I pulled up just outside the red line that marked the kill zone around the building. A moment and the doors swung open, and then Mom, Cornelius, and Gus were in the car. I let out a breath I hadn’t known I was holding and turned left, into the next row, heading down through a corridor of parked cars toward Stadium Drive. I would only be on it for a minute. Once I made a left onto Old Spanish Trail, I could blend in with traffic.
The taco truck went airborne.
My brain refused to process what my eyes were seeing.
The truck hurtled toward us as if someone had hit it with a giant bat. It was like a movie.
Food truck. Propane. Fire.
We were trapped between two rows of cars.
I wrenched the wheel to my left. Rhino plowed into a red Honda. The impact yanked us forward. The taco truck flew past.
“Out!” Mom barked.
We moved. I landed on my side of Rhino. Out of the corner of my eye, I saw the taco truck stop as if it had hit an invisible wall. It turned, spinning on its axis in midair.
I sprinted down the row of cars, ducking behind them as I ran.
The taco truck smashed into Rhino. The world exploded. The blast wave picked me up and tossed me to the right, straight into a white pickup. Thunder punched my ears. My head swam. I spun around, trying to clear the transparent swirls in front of my eyes.
An orange fireball engulfed Rhino. Grandma Frida wasn’t going to like that. Not one bit.
My ears stopped ringing.
The truck in front of me slid, pulled out of the way. I dashed left, across the row, ducked behind a black car and kept moving, back toward Rhino and the burning wreck.

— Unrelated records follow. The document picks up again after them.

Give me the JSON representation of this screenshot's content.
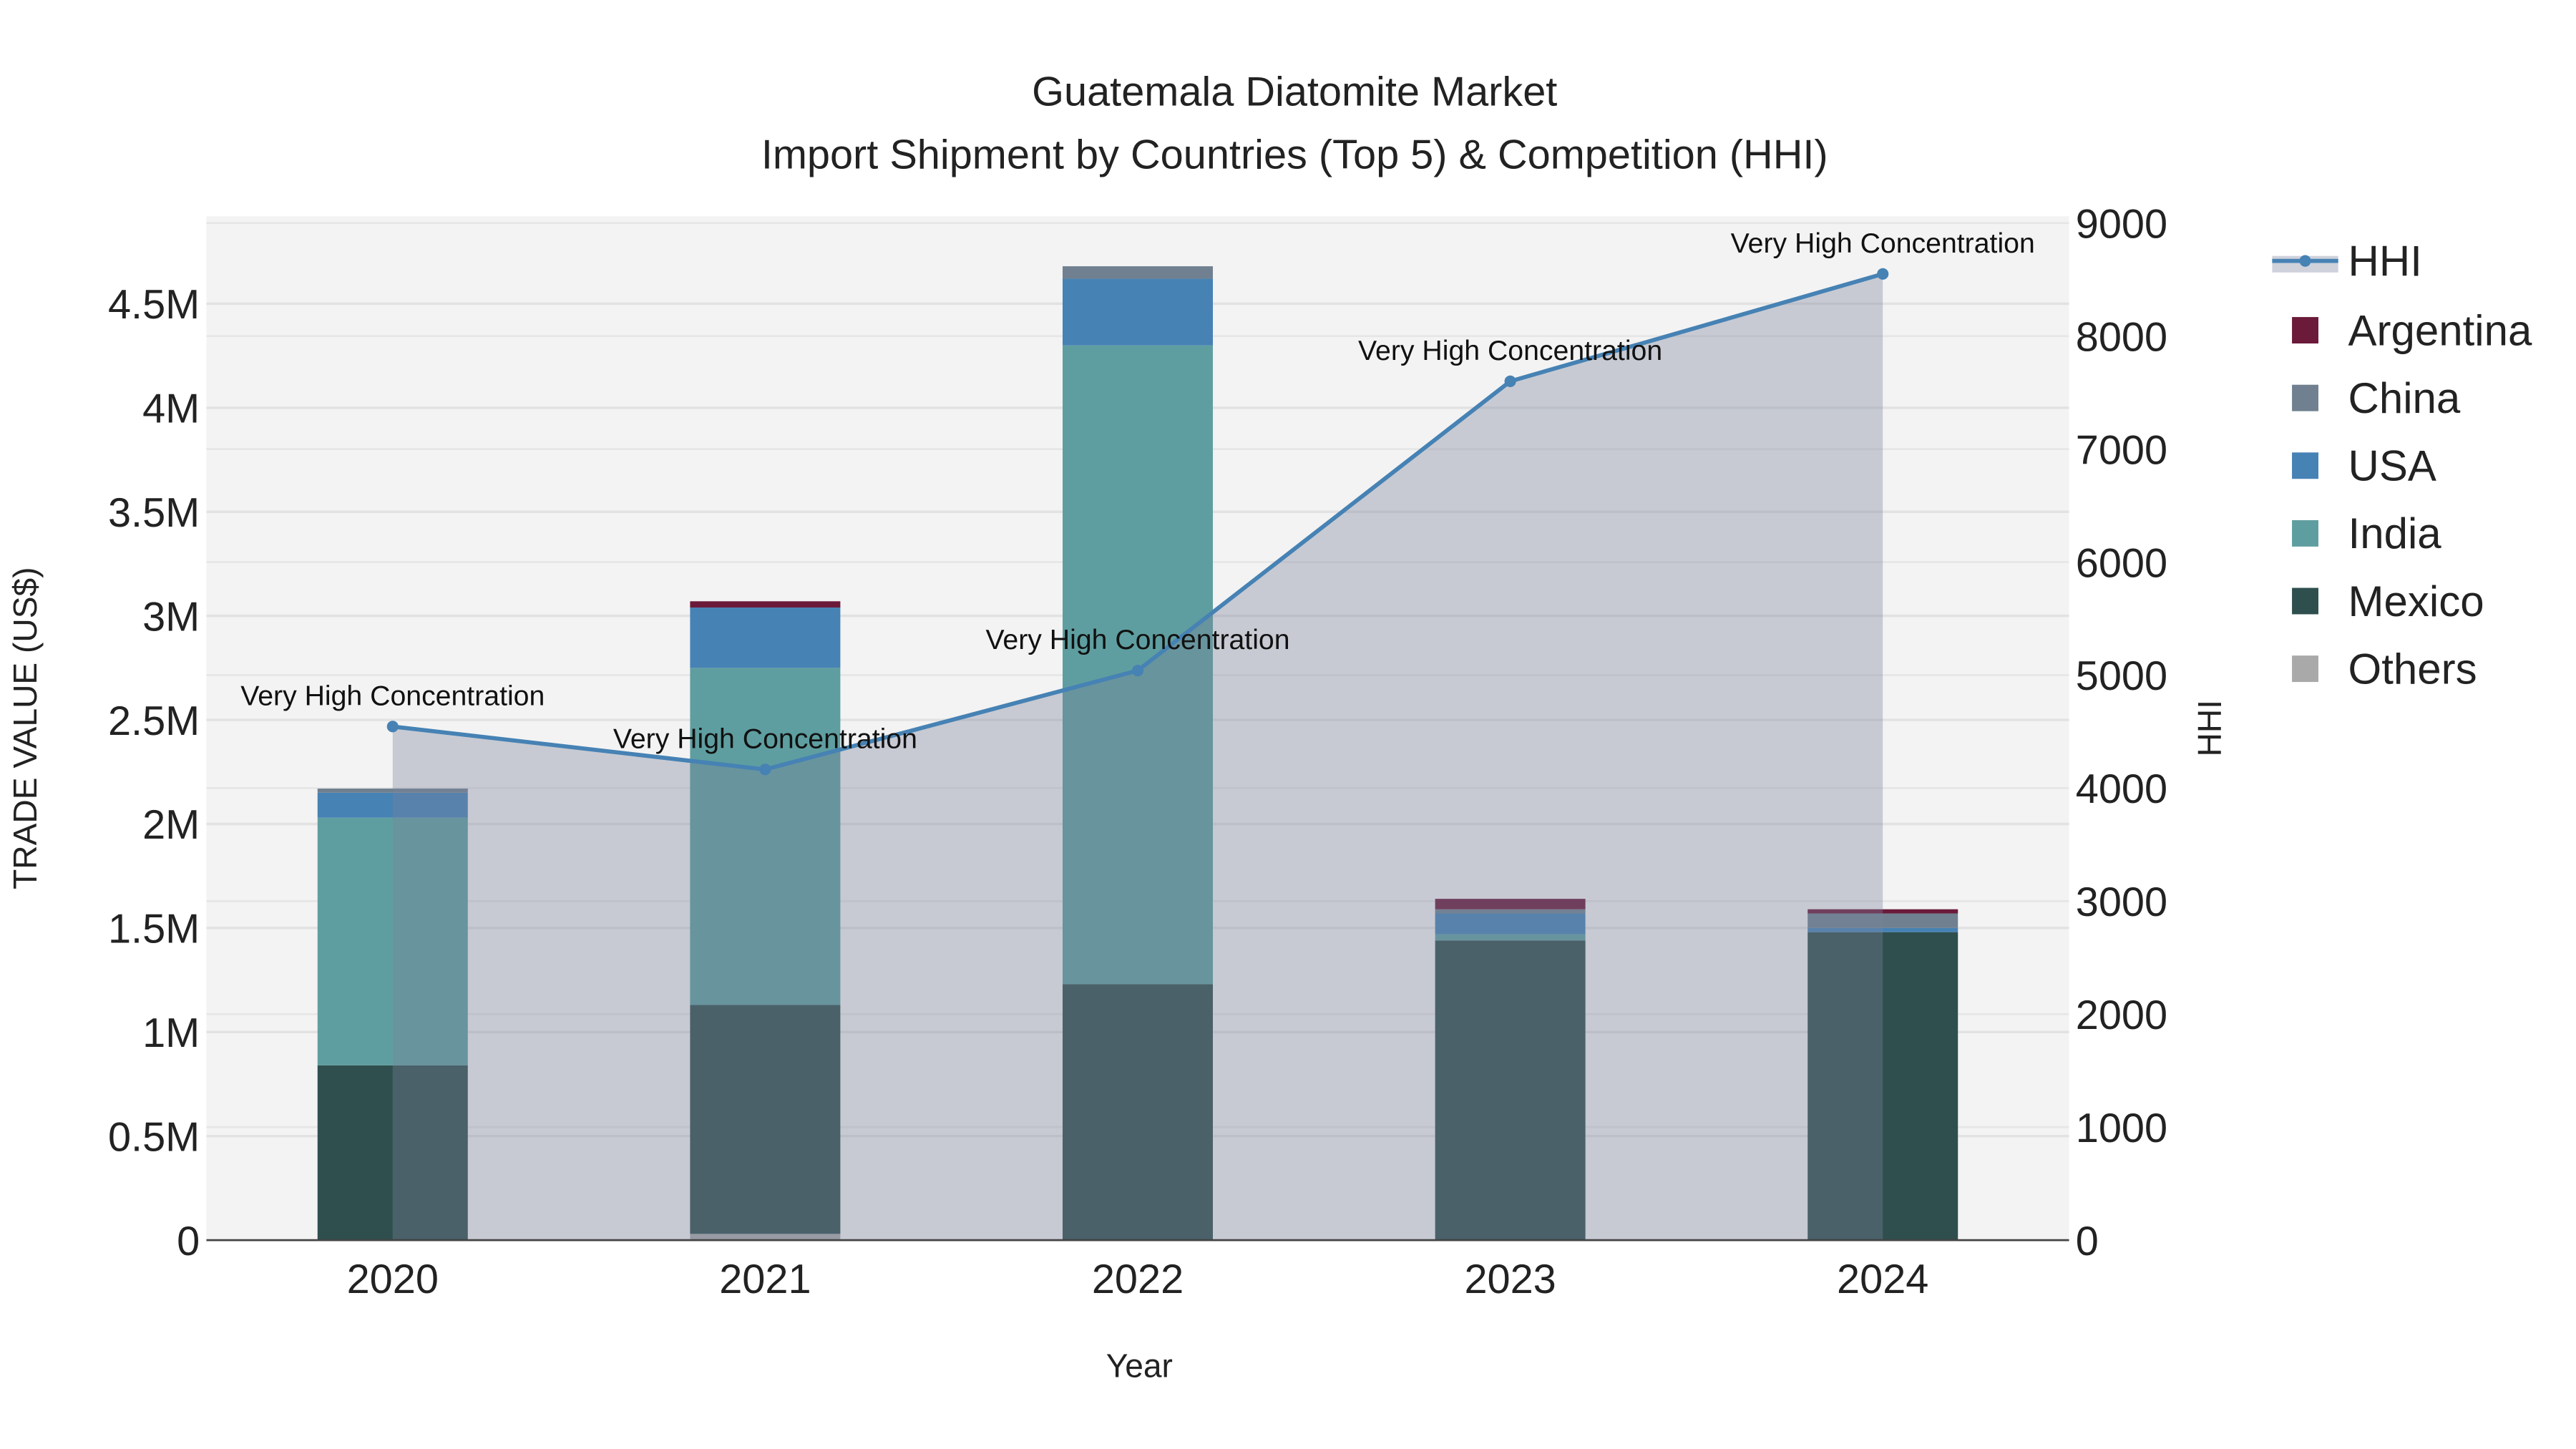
{
  "chart_data": {
    "type": "bar",
    "title_line1": "Guatemala Diatomite Market",
    "title_line2": "Import Shipment by Countries (Top 5) & Competition (HHI)",
    "xlabel": "Year",
    "ylabel": "TRADE VALUE (US$)",
    "y2label": "HHI",
    "categories": [
      "2020",
      "2021",
      "2022",
      "2023",
      "2024"
    ],
    "ylim": [
      0,
      4920000
    ],
    "y2lim": [
      0,
      9060
    ],
    "yticks": [
      0,
      500000,
      1000000,
      1500000,
      2000000,
      2500000,
      3000000,
      3500000,
      4000000,
      4500000
    ],
    "ytick_labels": [
      "0",
      "0.5M",
      "1M",
      "1.5M",
      "2M",
      "2.5M",
      "3M",
      "3.5M",
      "4M",
      "4.5M"
    ],
    "y2ticks": [
      0,
      1000,
      2000,
      3000,
      4000,
      5000,
      6000,
      7000,
      8000,
      9000
    ],
    "y2tick_labels": [
      "0",
      "1000",
      "2000",
      "3000",
      "4000",
      "5000",
      "6000",
      "7000",
      "8000",
      "9000"
    ],
    "stack_order_bottom_to_top": [
      "Others",
      "Mexico",
      "India",
      "USA",
      "China",
      "Argentina"
    ],
    "series": [
      {
        "name": "Argentina",
        "color": "#6b1a3a",
        "values": [
          0,
          30000,
          0,
          50000,
          20000
        ]
      },
      {
        "name": "China",
        "color": "#708090",
        "values": [
          20000,
          0,
          60000,
          20000,
          70000
        ]
      },
      {
        "name": "USA",
        "color": "#4682b4",
        "values": [
          120000,
          290000,
          320000,
          100000,
          20000
        ]
      },
      {
        "name": "India",
        "color": "#5f9ea0",
        "values": [
          1190000,
          1620000,
          3070000,
          30000,
          0
        ]
      },
      {
        "name": "Mexico",
        "color": "#2f4f4f",
        "values": [
          840000,
          1100000,
          1230000,
          1440000,
          1480000
        ]
      },
      {
        "name": "Others",
        "color": "#a9a9a9",
        "values": [
          0,
          30000,
          0,
          0,
          0
        ]
      }
    ],
    "line": {
      "name": "HHI",
      "color": "#4682b4",
      "values": [
        4545,
        4165,
        5040,
        7600,
        8550
      ],
      "annotations": [
        "Very High Concentration",
        "Very High Concentration",
        "Very High Concentration",
        "Very High Concentration",
        "Very High Concentration"
      ]
    },
    "legend": {
      "placement": "right",
      "entries": [
        "HHI",
        "Argentina",
        "China",
        "USA",
        "India",
        "Mexico",
        "Others"
      ]
    }
  }
}
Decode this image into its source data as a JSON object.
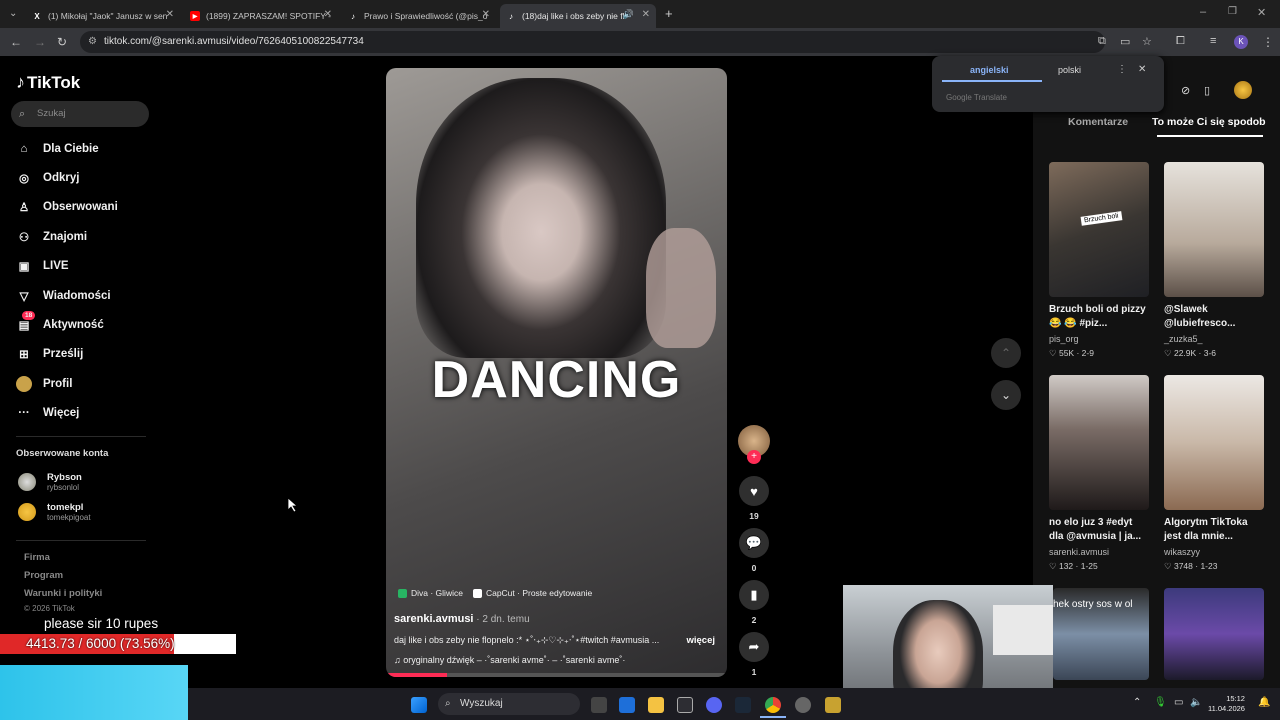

It had to be Xavier. His talent relied on sight. He must’ve been hiding behind the taco truck and now he was digging through the cars, shoving them out of the way trying to find me.
I jumped to my feet, ran back toward the entrance, and ducked behind another white truck. I pressed myself against it, edged toward the row, and peeked around the bed.
At the far end of the row, Xavier stood, his arms raised in a mage pose, elbows bent, palms cradling invisible basketballs. The ground around his feet glowed with white. He had set up an arcane circle. A pair of over-the-ear headphones shielded his ears. He’d come prepared.
Connor with a simple amplification could throw a city bus around like a frisbee. Xavier had less control but almost as much power, and my siren call would do nothing. He wouldn’t be able to hear me.
I chanced a second look. Another man stood next to Xavier, tall, lanky, with pale blond hair dripping onto his forehead, identical headphones protecting him from my magic. Dag Gunderson.
How was he here? Where was Alessandro? Was he dead?
A second circle, a deep magenta, ignited at Gunderson’s feet. The glow flared, illuminating a wooden crate behind them, and settled into a steady glimmer.
Alessandro couldn’t be dead. It would take a lot more than Gunderson to kill him. I grabbed onto that thought and used it like a life preserver to keep myself from being dragged down into panic.
Gunderson thrust his arms forward and strained, as if trying to lift an enormous weight.
My magic spiraled to them. Without my voice, my wings were my next best bet. But mesmerizing with wings alone took time. Xavier would snipe me the moment he saw me. Not to mention that they were too far away, and distance was a factor.
Gunderson snarled, the veins in his neck bulging. The arcane circle slid off the ground, tilted on its side, and hung in the empty air twenty feet above the asphalt like a curtain of magic.
What the hell . . .
Wood cracked. The crate behind Xavier snapped open, and a cloud of projectiles rose in the air.
Oh great, Xavier brought his toys.
I opened my mouth and sang. My magic snaked across the parking lot and wound around their minds, but I had no way in. I sang out, pouring power into my voice.
No effect. It was like trying to grasp a cannonball dipped in oil. It was heavy and slick, and the tendrils of my magic kept sliding off.
The projectiles shot forward, slicing through Gunderson’s arcane screen, and turned into glowing magenta sparks. The shower of magic rained onto the cars like an arrow storm launched by an ancient army.
A spark punctured the truck bed next to me. I glimpsed an eight-inch nail coated in a magenta glow and dove to the side. The nail detonated with a shriek. Magic crackled above my head. I glanced back. The truck bed was a mess of twisted metal, like an aluminum can that had exploded from the inside out. All around me holes gaped in cars. Metal debris littered the parking lot.
Moving cars back and forth trying to find us would have taken too much juice. Instead, they would turn them into shrapnel bombs.